After 20 months of breastfeeding my final baby, a record for me by more than 12 months, I made a decision to wean her, even though neither she or I wanted to. I needed to, though. My chronic health, in terms of mental health and energy levels, just couldn't keep up with the demand. It all came to a head about a week ago, when I knew that I finally needed to stop in order to relieve the stress that was spilling over into family life. It was seeping out of me, the lack of energy, the inability to be a good wife and mother to everyone else in the family because I was so determined to be a good mother to my youngest. It is in my nature not to see the crisis for what it is until it is quite built up.

The thing is, I had tried to wean before, but Asher has a will of iron, and she knows full well when her precious 'boob boob' is being inched away. And because she would howl so forlornly, and because it would interrupt our sleep which we had fought so hard to gain, both my husband and I would cave within hours of the pathetic attempt. And then secretly, Asher and I would cuddle and bond over our reunion.

So when I realised that this was going to have to happen, I decided to remove myself from the equation. Remove the choice. I booked myself into a hotel, and arranged for 2 nights away from the family, not just to allow the Big Wean to begin in earnest, but also to allow me a period of time to let the stress pressure cooker steam out of my head.
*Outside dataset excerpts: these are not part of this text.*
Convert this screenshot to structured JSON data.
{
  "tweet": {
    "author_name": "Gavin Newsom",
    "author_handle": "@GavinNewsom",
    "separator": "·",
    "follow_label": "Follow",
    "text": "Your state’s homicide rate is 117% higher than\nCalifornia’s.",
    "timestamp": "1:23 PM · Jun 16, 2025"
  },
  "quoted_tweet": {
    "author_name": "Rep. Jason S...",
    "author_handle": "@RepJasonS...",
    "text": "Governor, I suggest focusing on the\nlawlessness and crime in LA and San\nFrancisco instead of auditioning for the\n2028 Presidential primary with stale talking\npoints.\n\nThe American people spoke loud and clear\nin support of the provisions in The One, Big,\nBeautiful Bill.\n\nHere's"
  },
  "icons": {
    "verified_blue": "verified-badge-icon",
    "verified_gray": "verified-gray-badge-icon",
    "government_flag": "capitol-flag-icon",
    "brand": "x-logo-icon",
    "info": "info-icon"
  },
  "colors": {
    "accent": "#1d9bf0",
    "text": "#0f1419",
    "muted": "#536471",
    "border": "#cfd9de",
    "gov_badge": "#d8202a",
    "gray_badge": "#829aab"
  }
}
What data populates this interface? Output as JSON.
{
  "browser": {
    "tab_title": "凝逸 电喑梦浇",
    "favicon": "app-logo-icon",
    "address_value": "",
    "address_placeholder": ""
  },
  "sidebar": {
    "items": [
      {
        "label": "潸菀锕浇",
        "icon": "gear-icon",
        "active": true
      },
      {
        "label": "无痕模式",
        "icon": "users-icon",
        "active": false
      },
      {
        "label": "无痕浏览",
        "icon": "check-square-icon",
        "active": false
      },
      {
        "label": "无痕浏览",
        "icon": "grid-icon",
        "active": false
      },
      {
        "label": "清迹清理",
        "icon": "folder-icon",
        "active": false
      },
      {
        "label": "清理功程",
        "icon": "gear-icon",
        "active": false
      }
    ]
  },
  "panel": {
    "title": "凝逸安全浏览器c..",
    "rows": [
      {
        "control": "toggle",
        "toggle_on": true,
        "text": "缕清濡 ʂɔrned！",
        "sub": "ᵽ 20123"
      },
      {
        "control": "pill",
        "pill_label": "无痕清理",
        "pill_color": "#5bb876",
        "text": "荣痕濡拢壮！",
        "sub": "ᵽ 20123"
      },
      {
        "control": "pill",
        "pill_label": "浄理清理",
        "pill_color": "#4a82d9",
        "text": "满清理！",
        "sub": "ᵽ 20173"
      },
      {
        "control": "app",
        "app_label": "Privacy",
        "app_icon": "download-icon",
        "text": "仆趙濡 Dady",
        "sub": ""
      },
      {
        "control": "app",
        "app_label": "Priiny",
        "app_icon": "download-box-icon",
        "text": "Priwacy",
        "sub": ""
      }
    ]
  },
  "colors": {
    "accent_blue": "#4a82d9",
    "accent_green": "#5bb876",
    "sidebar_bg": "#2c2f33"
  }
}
But on the Wednesday before I was due to leave, I started to feel the heaviest sadness. I was very tearful every time I looked at Asher, and our last few feeds together were heart wrenching. She is so calm and gentle, like a lover, while she feeds. The stroking and the gazing up at me, when she is usually all "NO!" and HARRUMPH and running away and exhausting. I decided to just process the sadness like a mild grief, and it has been really confronting to face up to those emotions, because this isn't just about the final feed, it's about that first feed, when her body had only recently arrived earthside, twanging nerves and overwhelm after a fast and furious delivery, and she found ME, my voice, and my breast, and she felt safe. I was IT for her, all she needed.

Except something was wrong. She could latch on to me, but she couldn't draw any nourishment out. It was agony for me, and it didn't ease, and I was engorged and desperate, and watching her losing weight fast. For 5 weeks, we endured the lack of common sense that can sometimes be institutionalised medical care. I had a pediatrician, 2 doctors and a midwife declare that she was fine, that we should keep 'practicing' while pumping at the same time, and that she had a 'short tongue' but that she would work it out. It was a traumatic reminder of my experience with Daniel, vomitting violently after ever feed, and being told by doctor after doctor that he was FINE, I was just overfeeding him, I was a first time mum, I was hyperventilating...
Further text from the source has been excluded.